China’s banking regulator in Shanghai asked local lenders to conduct the widest-ever tests on their exposure to the struggling real-estate industry. Authorities’ and investors’ concerns are mounting after data last week showed that Chinese lenders’ bad-loan ratio increased the most in at least a decade. Kaisa Group Holdings Ltd. missed a $23 million interest payment earlier this month, putting it at risk of defaulting on its dollar-denominated bonds.
“I’m holding the view that there won’t be any imminent improvement in the property market,” said Jinsong Du, a Credit Suisse Group AG Hong Kong-based analyst.
China Shenhua Energy Co. lost 1.6 percent and China Coal Energy Co. retreated 2.1 percent. The northern province of Shanxi won’t approve any new coal mines before 2020, except to replace existing capacity, the Shanghai Securities News reported, citing the provincial government.

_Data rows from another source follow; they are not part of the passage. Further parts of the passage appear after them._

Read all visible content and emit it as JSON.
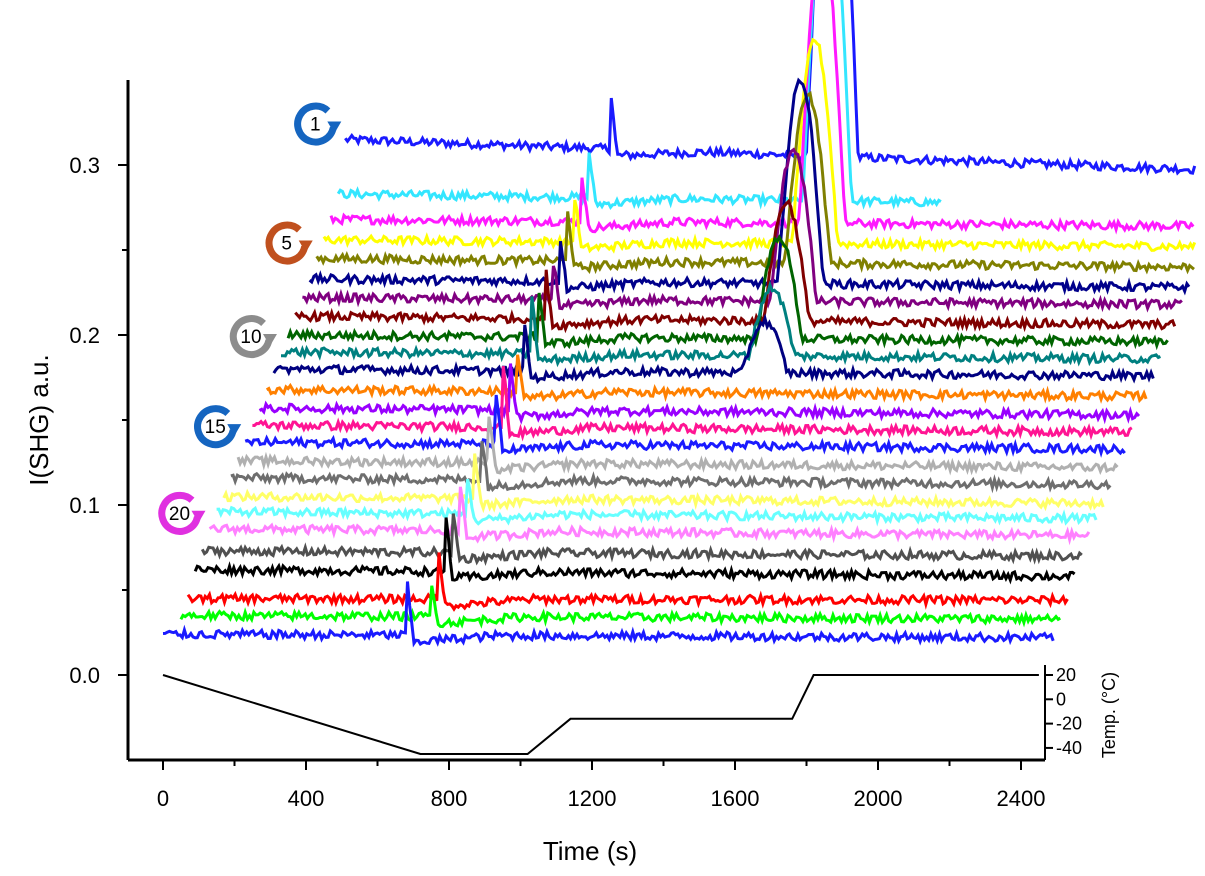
{
  "chart_data": {
    "type": "line",
    "title": "",
    "xlabel": "Time (s)",
    "ylabel": "I(SHG) a.u.",
    "secondary_ylabel": "Temp. (°C)",
    "xlim": [
      -50,
      2500
    ],
    "ylim": [
      -0.05,
      0.35
    ],
    "secondary_ylim": [
      -45,
      25
    ],
    "xticks": [
      "0",
      "400",
      "800",
      "1200",
      "1600",
      "2000",
      "2400"
    ],
    "yticks": [
      "0.0",
      "0.1",
      "0.2",
      "0.3"
    ],
    "secondary_yticks": [
      "20",
      "0",
      "-20",
      "-40"
    ],
    "xtick_values": [
      0,
      400,
      800,
      1200,
      1600,
      2000,
      2400
    ],
    "ytick_values": [
      0.0,
      0.1,
      0.2,
      0.3
    ],
    "secondary_ytick_values": [
      20,
      0,
      -20,
      -40
    ],
    "grid": false,
    "cycle_labels": [
      "1",
      "5",
      "10",
      "15",
      "20"
    ],
    "cycle_label_indices": [
      0,
      4,
      9,
      14,
      19
    ],
    "cycle_colors": [
      "#1565c0",
      "#c0501e",
      "#8c8c8c",
      "#1565c0",
      "#e030e0"
    ],
    "temperature_profile": {
      "x": [
        0,
        720,
        1020,
        1140,
        1760,
        1820,
        2450
      ],
      "y": [
        20,
        -45,
        -45,
        -16,
        -16,
        20,
        20
      ]
    },
    "series_note_colors": [
      "#1a1aff",
      "#33e6ff",
      "#ff19ff",
      "#ffff00",
      "#808000",
      "#00008b",
      "#800080",
      "#800000",
      "#006400",
      "#008080",
      "#000080",
      "#ff8000",
      "#9900ff",
      "#ff1493",
      "#1a1aff",
      "#b0b0b0",
      "#6e6e6e",
      "#ffff66",
      "#66ffff",
      "#ff80ff",
      "#505050",
      "#000000",
      "#ff0000",
      "#00ff00",
      "#1a1aff"
    ],
    "series": [
      {
        "color": "#1a1aff",
        "x_start": 510,
        "x_end": 2950,
        "baseline": 0.315,
        "spike_t": 1250,
        "spike_h": 0.04,
        "dip_t": 1990,
        "dip_depth": 0.0,
        "hump_start": 1800,
        "hump_end": 1960,
        "hump_h": 0.23,
        "final": 0.297
      },
      {
        "color": "#33e6ff",
        "x_start": 490,
        "x_end": 2180,
        "baseline": 0.283,
        "spike_t": 1190,
        "spike_h": 0.03,
        "hump_start": 1790,
        "hump_end": 1940,
        "hump_h": 0.2,
        "final": 0.278
      },
      {
        "color": "#ff19ff",
        "x_start": 470,
        "x_end": 2930,
        "baseline": 0.268,
        "spike_t": 1170,
        "spike_h": 0.03,
        "hump_start": 1780,
        "hump_end": 1920,
        "hump_h": 0.17,
        "final": 0.264
      },
      {
        "color": "#ffff00",
        "x_start": 450,
        "x_end": 2910,
        "baseline": 0.256,
        "spike_t": 1150,
        "spike_h": 0.03,
        "hump_start": 1760,
        "hump_end": 1900,
        "hump_h": 0.12,
        "final": 0.252
      },
      {
        "color": "#808000",
        "x_start": 430,
        "x_end": 2890,
        "baseline": 0.245,
        "spike_t": 1130,
        "spike_h": 0.035,
        "hump_start": 1740,
        "hump_end": 1880,
        "hump_h": 0.1,
        "final": 0.24
      },
      {
        "color": "#00008b",
        "x_start": 410,
        "x_end": 2870,
        "baseline": 0.233,
        "spike_t": 1110,
        "spike_h": 0.025,
        "hump_start": 1720,
        "hump_end": 1860,
        "hump_h": 0.12,
        "final": 0.228
      },
      {
        "color": "#800080",
        "x_start": 390,
        "x_end": 2850,
        "baseline": 0.222,
        "spike_t": 1090,
        "spike_h": 0.025,
        "hump_start": 1700,
        "hump_end": 1840,
        "hump_h": 0.09,
        "final": 0.218
      },
      {
        "color": "#800000",
        "x_start": 370,
        "x_end": 2830,
        "baseline": 0.211,
        "spike_t": 1070,
        "spike_h": 0.03,
        "hump_start": 1680,
        "hump_end": 1820,
        "hump_h": 0.07,
        "final": 0.206
      },
      {
        "color": "#006400",
        "x_start": 350,
        "x_end": 2810,
        "baseline": 0.2,
        "spike_t": 1050,
        "spike_h": 0.03,
        "hump_start": 1660,
        "hump_end": 1800,
        "hump_h": 0.06,
        "final": 0.196
      },
      {
        "color": "#008080",
        "x_start": 330,
        "x_end": 2790,
        "baseline": 0.19,
        "spike_t": 1030,
        "spike_h": 0.04,
        "hump_start": 1640,
        "hump_end": 1780,
        "hump_h": 0.04,
        "final": 0.186
      },
      {
        "color": "#000080",
        "x_start": 310,
        "x_end": 2770,
        "baseline": 0.18,
        "spike_t": 1010,
        "spike_h": 0.03,
        "hump_start": 1620,
        "hump_end": 1760,
        "hump_h": 0.03,
        "final": 0.176
      },
      {
        "color": "#ff8000",
        "x_start": 290,
        "x_end": 2750,
        "baseline": 0.168,
        "spike_t": 990,
        "spike_h": 0.025,
        "hump_start": 1600,
        "hump_end": 1740,
        "hump_h": 0.0,
        "final": 0.164
      },
      {
        "color": "#9900ff",
        "x_start": 270,
        "x_end": 2730,
        "baseline": 0.157,
        "spike_t": 970,
        "spike_h": 0.03,
        "hump_start": 1580,
        "hump_end": 1720,
        "hump_h": 0.0,
        "final": 0.153
      },
      {
        "color": "#ff1493",
        "x_start": 250,
        "x_end": 2710,
        "baseline": 0.147,
        "spike_t": 950,
        "spike_h": 0.04,
        "hump_start": 1560,
        "hump_end": 1700,
        "hump_h": 0.0,
        "final": 0.143
      },
      {
        "color": "#1a1aff",
        "x_start": 230,
        "x_end": 2690,
        "baseline": 0.137,
        "spike_t": 930,
        "spike_h": 0.03,
        "hump_start": 1540,
        "hump_end": 1680,
        "hump_h": 0.0,
        "final": 0.133
      },
      {
        "color": "#b0b0b0",
        "x_start": 210,
        "x_end": 2670,
        "baseline": 0.126,
        "spike_t": 910,
        "spike_h": 0.03,
        "hump_start": 1520,
        "hump_end": 1660,
        "hump_h": 0.0,
        "final": 0.122
      },
      {
        "color": "#6e6e6e",
        "x_start": 190,
        "x_end": 2650,
        "baseline": 0.116,
        "spike_t": 890,
        "spike_h": 0.025,
        "hump_start": 1500,
        "hump_end": 1640,
        "hump_h": 0.0,
        "final": 0.112
      },
      {
        "color": "#ffff66",
        "x_start": 170,
        "x_end": 2630,
        "baseline": 0.105,
        "spike_t": 870,
        "spike_h": 0.03,
        "hump_start": 1480,
        "hump_end": 1620,
        "hump_h": 0.0,
        "final": 0.101
      },
      {
        "color": "#66ffff",
        "x_start": 150,
        "x_end": 2610,
        "baseline": 0.096,
        "spike_t": 850,
        "spike_h": 0.025,
        "hump_start": 1460,
        "hump_end": 1600,
        "hump_h": 0.0,
        "final": 0.092
      },
      {
        "color": "#ff80ff",
        "x_start": 130,
        "x_end": 2590,
        "baseline": 0.086,
        "spike_t": 830,
        "spike_h": 0.03,
        "hump_start": 1440,
        "hump_end": 1580,
        "hump_h": 0.0,
        "final": 0.082
      },
      {
        "color": "#505050",
        "x_start": 110,
        "x_end": 2570,
        "baseline": 0.073,
        "spike_t": 810,
        "spike_h": 0.025,
        "hump_start": 1420,
        "hump_end": 1560,
        "hump_h": 0.0,
        "final": 0.07
      },
      {
        "color": "#000000",
        "x_start": 90,
        "x_end": 2550,
        "baseline": 0.062,
        "spike_t": 790,
        "spike_h": 0.035,
        "hump_start": 1400,
        "hump_end": 1540,
        "hump_h": 0.0,
        "final": 0.058
      },
      {
        "color": "#ff0000",
        "x_start": 70,
        "x_end": 2530,
        "baseline": 0.045,
        "spike_t": 770,
        "spike_h": 0.03,
        "hump_start": 1380,
        "hump_end": 1520,
        "hump_h": 0.0,
        "final": 0.044
      },
      {
        "color": "#00ff00",
        "x_start": 50,
        "x_end": 2510,
        "baseline": 0.035,
        "spike_t": 750,
        "spike_h": 0.02,
        "hump_start": 1360,
        "hump_end": 1500,
        "hump_h": 0.0,
        "final": 0.033
      },
      {
        "color": "#1a1aff",
        "x_start": 0,
        "x_end": 2490,
        "baseline": 0.024,
        "spike_t": 680,
        "spike_h": 0.04,
        "hump_start": 1340,
        "hump_end": 1480,
        "hump_h": 0.0,
        "final": 0.022
      }
    ]
  }
}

China may introduce a reform plan for state-owned enterprises by the middle of February, the China Securities Journal said. General guidelines and up to nine documents on deepening reforms of SOEs are expected to be released first, the report said, citing Peng Jianguo, vice director at State-Owned Assets Supervision and Administration Commission’s research center.
Citic Securities Co., the biggest listed brokerage, rose 2.9 percent. Annual net income jumped 115 percent to 11.3 billion yuan, according to a preliminary earnings statement to the Shanghai stock exchange, beating the average estimate of 9.1 billion yuan from 16 analysts.